As bitcoin and blockchain become ever more topical delighted to bring you another insightful piece by Dr. Paul O hAonghusa UCD CITO – coding value project.
For those of us working with Bitcoin it is not uncommon to be met with a blank face when they tell people what they work on. If there is a flicker of recognition it is quite often because someone is familiar with Silk Road, the infamous darknet forum for buying and selling narcotics. There is no doubting that the rise of the price of Bitcoin was at least helped by its use on Silk Road. It was, after all, one of the few places where people actually used the currency. In many ways these markets are still one of the few places where people are willing to part with larger sums of Bitcoin. The currency tends to be hoarded in the hopes that one day it will see another rise.
Although Silk Road was shut down in 2013 a number of darknet marketplaces have taken its place. Although blighted by endless “exit-scams,” where owners of the sites simply disappeared with the Bitcoins stored on the site, the communities around these markets have remained resilient. Due to this association, Bitcoin has earned a seedy reputation for facilitating online narcotics trafficking. That’s why you’ll often notice that large corporations tend to disassociate their interest in cryptocurrencies from their interest in the blockchain (the technology underlying Bitcoin). However, what precisely is the nature of these darknet markets and what relationship do they have to financial technology today?
For one, different markets have different codes of conduct. Silk Road was known for not allowing products that are explicitly harmful. This meant users were forbidden from selling child pornography, malware (hacking tools), or weapons. Later, the latter was allowed on a sister site called the Armory that was shut down due to low sales. Also disallowed were stolen accounts for popular streaming sites or social media accounts. Identity documents were at a time not allowed, although later they were, with the site’s owner himself caught trying to purchase forged documents (this was prior to his eventual arrest for running Silk Road).
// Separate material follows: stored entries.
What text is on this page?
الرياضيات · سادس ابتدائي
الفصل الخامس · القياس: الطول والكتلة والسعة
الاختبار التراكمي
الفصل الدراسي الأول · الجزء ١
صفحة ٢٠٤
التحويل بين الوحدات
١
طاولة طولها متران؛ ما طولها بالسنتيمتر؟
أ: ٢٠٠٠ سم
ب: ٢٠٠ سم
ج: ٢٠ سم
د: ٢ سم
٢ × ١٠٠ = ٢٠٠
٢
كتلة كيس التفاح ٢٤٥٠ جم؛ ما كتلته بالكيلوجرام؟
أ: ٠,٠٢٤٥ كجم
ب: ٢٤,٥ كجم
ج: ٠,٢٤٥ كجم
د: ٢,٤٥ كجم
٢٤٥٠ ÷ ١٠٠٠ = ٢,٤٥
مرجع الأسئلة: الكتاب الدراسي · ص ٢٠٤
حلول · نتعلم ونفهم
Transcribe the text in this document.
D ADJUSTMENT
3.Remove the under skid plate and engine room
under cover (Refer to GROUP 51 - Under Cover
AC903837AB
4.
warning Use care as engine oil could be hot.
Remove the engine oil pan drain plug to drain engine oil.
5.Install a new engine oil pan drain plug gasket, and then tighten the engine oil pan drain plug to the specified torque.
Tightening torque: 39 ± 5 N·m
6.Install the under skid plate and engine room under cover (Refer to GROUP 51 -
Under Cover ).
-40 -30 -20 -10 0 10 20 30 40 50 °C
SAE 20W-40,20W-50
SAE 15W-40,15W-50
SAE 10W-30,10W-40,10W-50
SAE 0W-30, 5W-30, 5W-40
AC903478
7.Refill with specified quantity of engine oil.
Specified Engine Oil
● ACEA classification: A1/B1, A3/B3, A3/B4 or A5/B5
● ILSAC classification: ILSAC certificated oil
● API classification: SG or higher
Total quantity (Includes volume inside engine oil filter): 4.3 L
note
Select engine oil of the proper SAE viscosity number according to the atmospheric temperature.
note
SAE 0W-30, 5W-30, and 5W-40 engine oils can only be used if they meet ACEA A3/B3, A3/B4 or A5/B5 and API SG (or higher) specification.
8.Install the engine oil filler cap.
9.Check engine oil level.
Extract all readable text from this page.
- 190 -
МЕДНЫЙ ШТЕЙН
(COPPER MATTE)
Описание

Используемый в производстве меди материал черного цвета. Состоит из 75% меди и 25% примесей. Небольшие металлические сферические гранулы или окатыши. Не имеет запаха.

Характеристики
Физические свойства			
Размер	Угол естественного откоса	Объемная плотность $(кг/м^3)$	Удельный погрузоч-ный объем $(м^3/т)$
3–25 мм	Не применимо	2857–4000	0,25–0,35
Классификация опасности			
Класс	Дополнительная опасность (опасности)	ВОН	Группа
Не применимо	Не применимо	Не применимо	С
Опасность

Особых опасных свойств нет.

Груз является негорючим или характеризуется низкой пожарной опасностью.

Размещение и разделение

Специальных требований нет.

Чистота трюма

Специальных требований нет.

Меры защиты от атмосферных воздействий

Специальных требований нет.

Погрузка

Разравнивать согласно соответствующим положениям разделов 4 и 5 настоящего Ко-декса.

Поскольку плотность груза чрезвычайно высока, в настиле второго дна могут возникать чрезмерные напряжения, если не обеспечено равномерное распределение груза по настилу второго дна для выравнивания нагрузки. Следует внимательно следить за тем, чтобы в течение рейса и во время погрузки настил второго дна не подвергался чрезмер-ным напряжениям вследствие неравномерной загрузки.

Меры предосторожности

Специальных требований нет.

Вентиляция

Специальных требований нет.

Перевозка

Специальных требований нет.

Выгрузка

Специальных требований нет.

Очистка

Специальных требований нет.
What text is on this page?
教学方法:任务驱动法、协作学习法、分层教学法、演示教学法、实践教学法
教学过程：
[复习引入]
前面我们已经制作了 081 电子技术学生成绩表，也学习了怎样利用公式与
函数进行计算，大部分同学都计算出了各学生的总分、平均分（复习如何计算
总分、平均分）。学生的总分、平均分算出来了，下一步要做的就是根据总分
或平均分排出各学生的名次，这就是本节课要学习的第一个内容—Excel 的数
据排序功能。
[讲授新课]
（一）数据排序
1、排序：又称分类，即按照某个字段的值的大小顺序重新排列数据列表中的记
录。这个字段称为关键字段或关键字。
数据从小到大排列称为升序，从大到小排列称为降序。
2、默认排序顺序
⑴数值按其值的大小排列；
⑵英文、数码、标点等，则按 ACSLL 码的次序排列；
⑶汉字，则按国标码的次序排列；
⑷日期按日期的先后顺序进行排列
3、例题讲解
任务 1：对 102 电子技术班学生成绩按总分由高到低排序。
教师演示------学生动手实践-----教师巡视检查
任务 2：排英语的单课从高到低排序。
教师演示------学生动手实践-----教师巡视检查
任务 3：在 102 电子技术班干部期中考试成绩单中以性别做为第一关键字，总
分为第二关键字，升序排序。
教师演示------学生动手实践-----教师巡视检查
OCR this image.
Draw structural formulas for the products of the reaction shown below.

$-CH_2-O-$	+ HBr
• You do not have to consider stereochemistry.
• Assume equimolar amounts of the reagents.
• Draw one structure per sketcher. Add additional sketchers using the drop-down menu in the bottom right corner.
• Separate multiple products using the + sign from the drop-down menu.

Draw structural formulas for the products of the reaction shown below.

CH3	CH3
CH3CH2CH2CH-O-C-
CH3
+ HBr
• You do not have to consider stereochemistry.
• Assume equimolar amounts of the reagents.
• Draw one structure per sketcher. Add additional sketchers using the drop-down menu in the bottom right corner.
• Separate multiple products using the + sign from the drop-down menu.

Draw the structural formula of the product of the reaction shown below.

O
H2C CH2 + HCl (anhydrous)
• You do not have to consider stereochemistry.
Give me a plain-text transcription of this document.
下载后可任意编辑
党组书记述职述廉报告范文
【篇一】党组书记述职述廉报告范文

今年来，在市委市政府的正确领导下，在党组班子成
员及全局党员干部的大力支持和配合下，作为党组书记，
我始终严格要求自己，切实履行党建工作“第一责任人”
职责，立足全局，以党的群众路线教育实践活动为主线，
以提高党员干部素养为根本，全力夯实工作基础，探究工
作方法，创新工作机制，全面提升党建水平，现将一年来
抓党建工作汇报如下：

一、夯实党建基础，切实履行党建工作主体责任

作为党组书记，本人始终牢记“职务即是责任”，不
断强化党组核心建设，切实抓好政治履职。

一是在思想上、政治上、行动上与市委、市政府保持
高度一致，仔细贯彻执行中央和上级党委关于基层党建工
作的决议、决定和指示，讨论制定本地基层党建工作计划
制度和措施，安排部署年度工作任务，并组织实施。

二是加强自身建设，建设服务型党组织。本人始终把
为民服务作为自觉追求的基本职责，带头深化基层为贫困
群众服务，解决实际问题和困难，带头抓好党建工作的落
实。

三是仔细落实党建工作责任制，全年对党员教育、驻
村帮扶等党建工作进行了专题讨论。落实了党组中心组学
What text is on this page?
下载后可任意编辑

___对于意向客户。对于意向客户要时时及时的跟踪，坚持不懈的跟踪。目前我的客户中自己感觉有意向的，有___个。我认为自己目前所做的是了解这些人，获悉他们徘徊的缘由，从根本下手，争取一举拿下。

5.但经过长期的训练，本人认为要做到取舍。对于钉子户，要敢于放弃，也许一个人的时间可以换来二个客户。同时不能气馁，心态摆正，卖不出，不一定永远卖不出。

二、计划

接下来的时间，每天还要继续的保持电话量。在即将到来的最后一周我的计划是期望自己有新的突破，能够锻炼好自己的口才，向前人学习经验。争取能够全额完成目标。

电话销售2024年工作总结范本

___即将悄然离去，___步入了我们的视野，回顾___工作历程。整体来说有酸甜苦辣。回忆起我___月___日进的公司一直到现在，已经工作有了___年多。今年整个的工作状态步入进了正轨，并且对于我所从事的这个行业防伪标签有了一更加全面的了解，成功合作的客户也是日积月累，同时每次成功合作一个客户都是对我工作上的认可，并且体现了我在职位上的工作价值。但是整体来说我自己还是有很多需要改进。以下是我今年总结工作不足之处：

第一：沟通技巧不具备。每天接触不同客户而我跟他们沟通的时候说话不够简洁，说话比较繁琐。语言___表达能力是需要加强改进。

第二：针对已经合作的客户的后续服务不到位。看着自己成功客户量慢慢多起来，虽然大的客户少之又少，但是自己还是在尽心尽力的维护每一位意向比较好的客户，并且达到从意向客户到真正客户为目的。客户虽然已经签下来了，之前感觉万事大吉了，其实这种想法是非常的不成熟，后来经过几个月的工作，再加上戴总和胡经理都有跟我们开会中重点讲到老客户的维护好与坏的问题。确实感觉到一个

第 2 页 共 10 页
After Silk Road fell a number of sites stepped into the breach with one, in particular, having a far less rigid code of conduct, namely Evolution. Evolution emerged from a culture of carding where stolen credit cards were traded and methods of skimming taught. Within this culture malware, stolen accounts, stolen documents, and so on, were openly sold – child pornography, as is common in criminal communities, is considered verboten.
Although Evolution eventually disappeared the sheer range of darknet markets today means you can pretty much purchase any kind of underground criminal toolkit you need. For instance, anyone requiring stolen passport scans, to get around verification checks, will find plenty on offer. Ransomware, where hackers essentially lock your computer and bribe you for the code (in Bitcoin, of course), is common. Stolen accounts are rife and usually rather cheap given that they are not difficult to extract from users with lax security. Much harder to come by are social media accounts where it is much more difficult to log in from a different computer without triggering security measures. For those operating any kind of tech-based entity the darknet is a threat existing in the background where endless amounts of energy are dedicated to finding ways around your security system.
Take the example of peer-to-peer lending based on Bitcoin. For years all a budding scam-artist had to do was pass a relatively simple verification process. They required a passport scan, cheap and easy on the darknet, and also proof of address and income. To this end they could simply buy a household bill (with a fake address) and a paystub. Once these passed the process was simple: take out increasingly large loans, building a reputation, and then when they had reached a large enough loan they simply defaulted. The lenders, faced with this, would then be given the documents related to the borrower, only to discover the name, address, and persona were entirely fictitious. All this could be done over Tor, a means to browse anonymously, such that there was no connection to the hacker at all. In recent years, security on these platforms has increased, users expected to post pictures with themselves and their documents, but for the enterprising hacker they had already done quite well.
It is, therefore, important, not to underestimate how hackers see the emerging Bitcoin ecosystem. That is, where many companies see opportunity so too do hackers, for whom Bitcoin means preying on the slight faults in the system that they can exploit. The darknet as such also features places beyond the markets. The darknet has changed the nature of black hat hacker culture considerably. Whereas in the past these communities were easy to find, it is now a case of trying to locate sites that are always on the move on the darknet, always seeking verification of its users, and always aware that they need to be mobile to escape too much attention. Further, whereas in the past malware or database dumps were shared based on a quasi-barter system, these days there is competition because hackers can now sell their wares for Bitcoin. In the past payment methods were too insecure, too closely tied to real identities, and so best avoided. Bitcoin has changed all that. So when we discuss the future of cryptocurrencies we must keep in mind that Bitcoin has a dark side.